On July 26, 1943, this was cancelled and a new directive issued as follows:

“I The War Department has issued the following instructions to the armed Forces Induction Stations in regard to the induction of limited service men.
“1. Present instructions authorize the induction of registrants qualified for limited service only, at a rate of not to exceed 5% of the total number accepted * * * at each induction station on each day. This system has resulted in acceptance of such men other than in accordance with their * * * order numbers, and has also resulted in the forwarding of individual registrants to induction stations 2 or more times before acceptance.
“2. To eliminate this condition * * * effective August 1, 1943:
“(a) * * * no registrant found acceptable for limited service only, will be accepted for induction unless he has previously been examined by the * * * In*51duction Station and found acceptable for limited service * * *
“H * * *
“The local boards shall reopen the classification and reclassify all registrants who have heretofore been found acceptable at the induction station for limited service only but administratively rejected as in excess of the quota, and who, upon their return to the local boards, have been reclassified in Class IV-F. After such reopening any registrant again classified in Class I-A shall have the letter ‘L’ added after his classification.”

(Also further provision that any registrant reclassified from IV-F shall have right to hearing, appeal, etc.)
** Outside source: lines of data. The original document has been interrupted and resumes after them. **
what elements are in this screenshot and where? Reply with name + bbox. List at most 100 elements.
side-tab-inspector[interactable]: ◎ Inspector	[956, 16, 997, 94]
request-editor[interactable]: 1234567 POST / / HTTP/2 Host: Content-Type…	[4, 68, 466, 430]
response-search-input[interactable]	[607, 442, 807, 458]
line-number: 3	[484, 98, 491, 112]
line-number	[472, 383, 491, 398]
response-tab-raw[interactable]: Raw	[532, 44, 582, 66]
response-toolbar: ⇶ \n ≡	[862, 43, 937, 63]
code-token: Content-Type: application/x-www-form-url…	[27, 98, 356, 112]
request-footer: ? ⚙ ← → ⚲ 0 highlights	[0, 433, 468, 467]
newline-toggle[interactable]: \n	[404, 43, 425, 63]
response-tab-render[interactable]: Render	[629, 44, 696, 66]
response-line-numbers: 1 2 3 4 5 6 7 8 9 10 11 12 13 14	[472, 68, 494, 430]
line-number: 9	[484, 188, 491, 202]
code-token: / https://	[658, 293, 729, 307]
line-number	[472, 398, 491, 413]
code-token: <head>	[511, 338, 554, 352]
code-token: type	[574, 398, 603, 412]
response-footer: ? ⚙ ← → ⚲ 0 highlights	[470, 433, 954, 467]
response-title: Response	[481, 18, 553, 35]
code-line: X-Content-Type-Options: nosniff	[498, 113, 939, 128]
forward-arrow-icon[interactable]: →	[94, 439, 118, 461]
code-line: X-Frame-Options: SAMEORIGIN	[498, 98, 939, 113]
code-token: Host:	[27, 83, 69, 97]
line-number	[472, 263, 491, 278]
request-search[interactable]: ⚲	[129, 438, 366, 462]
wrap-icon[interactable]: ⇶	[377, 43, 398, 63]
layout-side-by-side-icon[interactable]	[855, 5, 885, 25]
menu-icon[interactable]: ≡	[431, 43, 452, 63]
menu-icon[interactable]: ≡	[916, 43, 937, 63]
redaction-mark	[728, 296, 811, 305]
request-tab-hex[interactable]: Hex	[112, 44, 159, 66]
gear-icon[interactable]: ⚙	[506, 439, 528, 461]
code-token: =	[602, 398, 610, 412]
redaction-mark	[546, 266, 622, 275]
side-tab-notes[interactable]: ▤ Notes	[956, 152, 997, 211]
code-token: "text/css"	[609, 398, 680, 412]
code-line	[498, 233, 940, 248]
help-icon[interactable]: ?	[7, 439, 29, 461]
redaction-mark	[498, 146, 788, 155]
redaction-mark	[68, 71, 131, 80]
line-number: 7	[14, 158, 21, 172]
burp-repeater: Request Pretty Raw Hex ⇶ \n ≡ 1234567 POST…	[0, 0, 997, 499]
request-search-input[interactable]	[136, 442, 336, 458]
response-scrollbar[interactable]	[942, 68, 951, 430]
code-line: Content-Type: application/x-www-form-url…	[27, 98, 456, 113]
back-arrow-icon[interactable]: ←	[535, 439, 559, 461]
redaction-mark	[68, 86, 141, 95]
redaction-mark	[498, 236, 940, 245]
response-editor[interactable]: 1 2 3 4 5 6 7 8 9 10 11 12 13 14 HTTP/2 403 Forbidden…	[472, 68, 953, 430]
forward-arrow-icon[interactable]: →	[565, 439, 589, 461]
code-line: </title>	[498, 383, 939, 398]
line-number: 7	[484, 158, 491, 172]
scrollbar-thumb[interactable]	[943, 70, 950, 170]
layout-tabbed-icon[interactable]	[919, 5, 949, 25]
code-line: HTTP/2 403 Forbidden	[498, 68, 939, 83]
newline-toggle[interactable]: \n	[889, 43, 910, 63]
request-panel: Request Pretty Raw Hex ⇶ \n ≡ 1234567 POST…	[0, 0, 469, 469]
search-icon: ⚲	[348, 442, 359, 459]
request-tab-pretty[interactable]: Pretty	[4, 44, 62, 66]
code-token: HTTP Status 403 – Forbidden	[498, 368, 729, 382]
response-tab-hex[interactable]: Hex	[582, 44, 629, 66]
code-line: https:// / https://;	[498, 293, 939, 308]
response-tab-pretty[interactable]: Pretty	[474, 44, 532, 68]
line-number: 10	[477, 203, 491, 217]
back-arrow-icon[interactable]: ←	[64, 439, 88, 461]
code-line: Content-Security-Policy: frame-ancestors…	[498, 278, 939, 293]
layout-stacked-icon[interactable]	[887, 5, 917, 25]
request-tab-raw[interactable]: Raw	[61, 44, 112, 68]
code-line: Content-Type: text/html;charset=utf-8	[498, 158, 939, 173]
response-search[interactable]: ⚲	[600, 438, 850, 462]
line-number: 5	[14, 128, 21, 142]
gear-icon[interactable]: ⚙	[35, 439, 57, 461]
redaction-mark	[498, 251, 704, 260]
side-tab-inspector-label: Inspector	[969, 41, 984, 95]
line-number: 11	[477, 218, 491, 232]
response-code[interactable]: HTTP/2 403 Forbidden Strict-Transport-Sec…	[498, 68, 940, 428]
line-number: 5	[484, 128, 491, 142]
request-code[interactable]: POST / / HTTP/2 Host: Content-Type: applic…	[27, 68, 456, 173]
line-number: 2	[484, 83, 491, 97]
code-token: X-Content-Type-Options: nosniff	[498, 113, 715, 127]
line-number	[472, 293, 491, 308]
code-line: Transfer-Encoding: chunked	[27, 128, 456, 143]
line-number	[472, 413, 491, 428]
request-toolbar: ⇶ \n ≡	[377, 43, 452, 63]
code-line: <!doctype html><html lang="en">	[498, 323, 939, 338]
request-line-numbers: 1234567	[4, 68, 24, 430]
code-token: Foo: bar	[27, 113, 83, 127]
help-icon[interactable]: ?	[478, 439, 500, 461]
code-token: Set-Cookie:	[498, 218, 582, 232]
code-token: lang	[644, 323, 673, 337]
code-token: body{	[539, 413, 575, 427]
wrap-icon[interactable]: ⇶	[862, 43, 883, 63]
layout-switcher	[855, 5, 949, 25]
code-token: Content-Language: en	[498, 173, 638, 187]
It is noted from an examination and comparison of the two directives, that there may be some merit to petitioner’s contention that the Local Board should have reclassified him in Class IV-F, in properly following the directive of April 26, 1943. Mere errors of the board, however, alone are insufficient to give rise to a presumption that petitioner is being unlawfully deprived of his liberty. On examination into the scope and purpose of the directive of April 26, 1943, it is believed that the ruling is incidental to a proposed lowering of the number of men accepted for limited service — the purpose of the directive being administrative and procedural to avoid sending and resending the same men to the induction station at successive quota calls, and having them continually rejected as the 5% daily quota is filled. The only apparent protection set up for the registrant in the directive is the proposed avoidance of successive returns to the induction station. Certainly it is apparent that a registrant acceptable for limited service had no right to be placed in Class IV-F which is set up in the regulations for those who: “ * * * after physical examination by the armed forces is found to be physically or mentally unfit for any military service.” Regulations, Sec. 622.62. All the petitioner’s rejections certified him as available for limited service on receipt of quotas and none were disqualifying.

In so far as it authorizes the placement of an acceptable registrant in a class denominating utter disqualification, it may be contended that the directive of April 26th is in excess of and in contravention of the congressional mandate. Sufficient it is to say that the petitioner herein has been deprived of no substantial rights by the Board’s failure to re-classify him into Class IV-F after his rejection in. May. Certainly the Board’s action in adding (L) to his I-A classification on August 23, 1943, after his rejection on July 12, 1943, was properly in accord with the directive taking effect August 1, 1943. Procedural errors not prejudicial to substantial rights are not such errors as to render an induction improper. See United States ex rel. Bergdoll v. Drum, 2 Cir., 1939, 107 F.2d 897, 129 A.L.R. 1165; Ex parte McDonald, D.C., 253 F. 99.

The foregoing when considered with the fact that petitioner was granted an appearance and knew of his appeal rights and allowed the time to expire without availing himself of them does not put him in a favorable light in his claim that the Board’s later action had an incidental effect of not permitting him another chance of appeal.

Let the writ be quashed and an order be prepared accordingly.